What fans of kids’ media have found is that it is just as capable of delivering mature messages to its audience, and fans would argue it often does a better job than most adult cinema or novels. These properties have gradually started to tackle a wider array of subjects, which in the past may have been considered too inappropriate for children.

“I think Steven Universe is definitely one of those shows that bring a deeper meaning to their episodes,” junior Lizabelle Soto said. “Whether it’s about love, loss or identity, the show is able to communicate to viewers of all ages.”

Those who have developed an appreciation for kids’ media seem to prefer its portrayal of such themes because it can also be subtle with them. The writers of these shows and movies aim to create a thesis that children can grasp onto just as easily as older audiences.

“In My Little Pony, almost every episode is a message on how to be a better person and a better friend,” Doe said. “Though it is simplified, it makes you think about your impact on other people.”

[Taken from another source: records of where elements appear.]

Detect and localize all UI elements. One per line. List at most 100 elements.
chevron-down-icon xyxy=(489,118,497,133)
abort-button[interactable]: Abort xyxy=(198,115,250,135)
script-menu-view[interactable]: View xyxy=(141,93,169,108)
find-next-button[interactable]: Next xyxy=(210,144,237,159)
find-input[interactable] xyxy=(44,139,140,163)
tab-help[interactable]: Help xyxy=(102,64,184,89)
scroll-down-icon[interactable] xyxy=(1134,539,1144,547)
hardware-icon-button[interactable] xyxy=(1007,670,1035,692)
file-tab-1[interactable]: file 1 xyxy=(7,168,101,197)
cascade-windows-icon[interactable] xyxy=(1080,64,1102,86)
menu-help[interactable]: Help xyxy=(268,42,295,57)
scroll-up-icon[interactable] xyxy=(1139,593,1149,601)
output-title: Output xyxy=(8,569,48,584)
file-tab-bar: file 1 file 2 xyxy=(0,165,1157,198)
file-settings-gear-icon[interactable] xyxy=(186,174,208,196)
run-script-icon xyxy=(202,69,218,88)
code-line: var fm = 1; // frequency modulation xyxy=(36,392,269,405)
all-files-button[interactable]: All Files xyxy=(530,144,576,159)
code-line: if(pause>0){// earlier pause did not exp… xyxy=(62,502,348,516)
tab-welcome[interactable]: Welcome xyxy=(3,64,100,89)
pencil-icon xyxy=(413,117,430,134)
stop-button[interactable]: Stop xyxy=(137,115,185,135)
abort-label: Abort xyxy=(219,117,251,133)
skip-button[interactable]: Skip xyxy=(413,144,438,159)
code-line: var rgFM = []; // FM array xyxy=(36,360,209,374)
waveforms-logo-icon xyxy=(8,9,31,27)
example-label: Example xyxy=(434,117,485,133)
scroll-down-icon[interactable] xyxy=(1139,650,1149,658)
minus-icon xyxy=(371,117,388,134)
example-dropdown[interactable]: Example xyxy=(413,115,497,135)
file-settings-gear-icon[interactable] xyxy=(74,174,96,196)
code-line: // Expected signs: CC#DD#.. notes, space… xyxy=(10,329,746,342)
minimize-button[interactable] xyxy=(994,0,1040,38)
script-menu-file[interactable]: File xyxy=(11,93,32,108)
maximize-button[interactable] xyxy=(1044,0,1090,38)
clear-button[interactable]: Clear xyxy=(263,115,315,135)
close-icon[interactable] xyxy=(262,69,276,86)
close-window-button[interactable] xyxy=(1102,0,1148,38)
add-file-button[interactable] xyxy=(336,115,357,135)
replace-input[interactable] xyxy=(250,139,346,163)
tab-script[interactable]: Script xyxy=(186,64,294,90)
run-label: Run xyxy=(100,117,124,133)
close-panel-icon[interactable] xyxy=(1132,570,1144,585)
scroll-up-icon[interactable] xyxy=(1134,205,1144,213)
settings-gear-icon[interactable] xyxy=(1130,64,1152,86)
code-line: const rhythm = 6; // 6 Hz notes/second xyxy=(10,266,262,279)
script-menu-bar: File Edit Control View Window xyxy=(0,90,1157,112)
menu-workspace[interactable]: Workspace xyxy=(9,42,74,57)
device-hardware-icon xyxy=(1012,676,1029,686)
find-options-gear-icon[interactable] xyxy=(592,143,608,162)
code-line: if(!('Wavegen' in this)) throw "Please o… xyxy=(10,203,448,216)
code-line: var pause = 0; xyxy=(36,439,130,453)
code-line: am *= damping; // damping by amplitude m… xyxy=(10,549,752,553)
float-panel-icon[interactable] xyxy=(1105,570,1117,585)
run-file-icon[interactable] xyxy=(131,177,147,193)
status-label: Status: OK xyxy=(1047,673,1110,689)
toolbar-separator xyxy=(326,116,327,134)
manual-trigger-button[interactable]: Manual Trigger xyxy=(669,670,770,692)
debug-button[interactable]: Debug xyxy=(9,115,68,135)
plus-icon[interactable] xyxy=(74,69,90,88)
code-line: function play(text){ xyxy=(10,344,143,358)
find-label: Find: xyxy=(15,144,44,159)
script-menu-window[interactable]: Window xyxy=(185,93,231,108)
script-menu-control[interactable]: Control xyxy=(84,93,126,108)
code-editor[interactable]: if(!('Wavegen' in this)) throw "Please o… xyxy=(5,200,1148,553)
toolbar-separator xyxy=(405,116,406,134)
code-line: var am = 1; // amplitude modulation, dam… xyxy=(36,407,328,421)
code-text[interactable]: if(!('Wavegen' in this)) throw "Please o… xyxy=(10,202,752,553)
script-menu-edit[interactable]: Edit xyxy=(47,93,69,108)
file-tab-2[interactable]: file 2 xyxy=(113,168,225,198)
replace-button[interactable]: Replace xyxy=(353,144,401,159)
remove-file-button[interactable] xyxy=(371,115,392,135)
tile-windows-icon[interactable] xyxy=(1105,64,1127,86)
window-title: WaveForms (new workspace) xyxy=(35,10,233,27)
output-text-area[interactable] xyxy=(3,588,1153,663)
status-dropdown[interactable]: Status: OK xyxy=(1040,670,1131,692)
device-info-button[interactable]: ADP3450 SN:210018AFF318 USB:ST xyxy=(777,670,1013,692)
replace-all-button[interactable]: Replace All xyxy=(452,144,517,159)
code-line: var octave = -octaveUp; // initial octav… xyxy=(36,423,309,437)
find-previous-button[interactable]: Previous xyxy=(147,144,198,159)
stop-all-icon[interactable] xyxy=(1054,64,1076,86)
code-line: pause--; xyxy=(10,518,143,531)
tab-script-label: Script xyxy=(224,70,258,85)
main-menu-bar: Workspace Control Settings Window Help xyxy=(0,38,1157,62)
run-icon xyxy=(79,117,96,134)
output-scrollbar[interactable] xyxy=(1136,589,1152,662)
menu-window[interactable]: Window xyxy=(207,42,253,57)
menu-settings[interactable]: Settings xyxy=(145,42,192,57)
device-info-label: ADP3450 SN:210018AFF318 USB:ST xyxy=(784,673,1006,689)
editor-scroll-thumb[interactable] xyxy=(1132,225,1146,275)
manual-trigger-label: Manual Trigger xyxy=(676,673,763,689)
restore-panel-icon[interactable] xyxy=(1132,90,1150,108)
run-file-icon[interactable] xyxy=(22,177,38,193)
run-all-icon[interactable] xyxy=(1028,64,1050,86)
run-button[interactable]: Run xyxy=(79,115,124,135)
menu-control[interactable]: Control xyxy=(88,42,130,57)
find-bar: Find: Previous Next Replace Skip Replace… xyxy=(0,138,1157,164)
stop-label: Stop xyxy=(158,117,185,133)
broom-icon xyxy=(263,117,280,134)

The trend perhaps gained more attention through Pixar’s fame, following the studio’s track record of poignant animated films that both adults and children can empathize with. In tandem with classic hits like Up and Finding Nemo, series such as Avatar: The Last Airbender and Percy Jackson all illustrate stories centered around heavy topics that can be enjoyed by almost anyone.

And yet a controversy still arises from other franchises that are less popular, and some have gotten negative reputations from their ‘cringy’ fanbases. Steven Universe and My Little Pony, namely, face a lot of criticism online for their enthusiasm for something catered towards a younger audience. High schoolers that just want to enjoy a fun television show try not to let the antagonism devalue their experiences, nor the complexity that these series can demonstrate.

The stigma has lessened over time: it is not terribly difficult to find someone who is a proud Disney or Avatar: The Last Airbender fan. But in regard to those ‘cringy’ shows, it can be difficult for fans to be open about their interest in them. Doe*, who requested to remain anonymous for this very reason, feels “embarrassed” to tell others that she likes kids’ shows in fear of judgement from her peers. Subsequently, she has only told a small handful of close friends.

“People tend to be very judgemental about others’ interests when it really doesn’t affect them in any way,” Doe said. “I think that as long as what someone is doing isn’t harming others, there is no reason to look down upon them.”

Even with the threat of bullying and scrutinizing looks, teenagers deeply care for these shows, books and movies. It may be the status quo to call someone lame for enjoying something originally intended for children, but that does not change the fact that My Little Pony has accumulated millions of fans, or that Pixar is among the modern kingpins of cinema.

“Sometimes even older teens and adults need the sugarcoated reality with laugh tracks and cute characters,” Santana said. “And let’s be honest, [some shows] I’ve seen that are generally named kids’ shows are really freaking good. There’s a lot of love put into them.”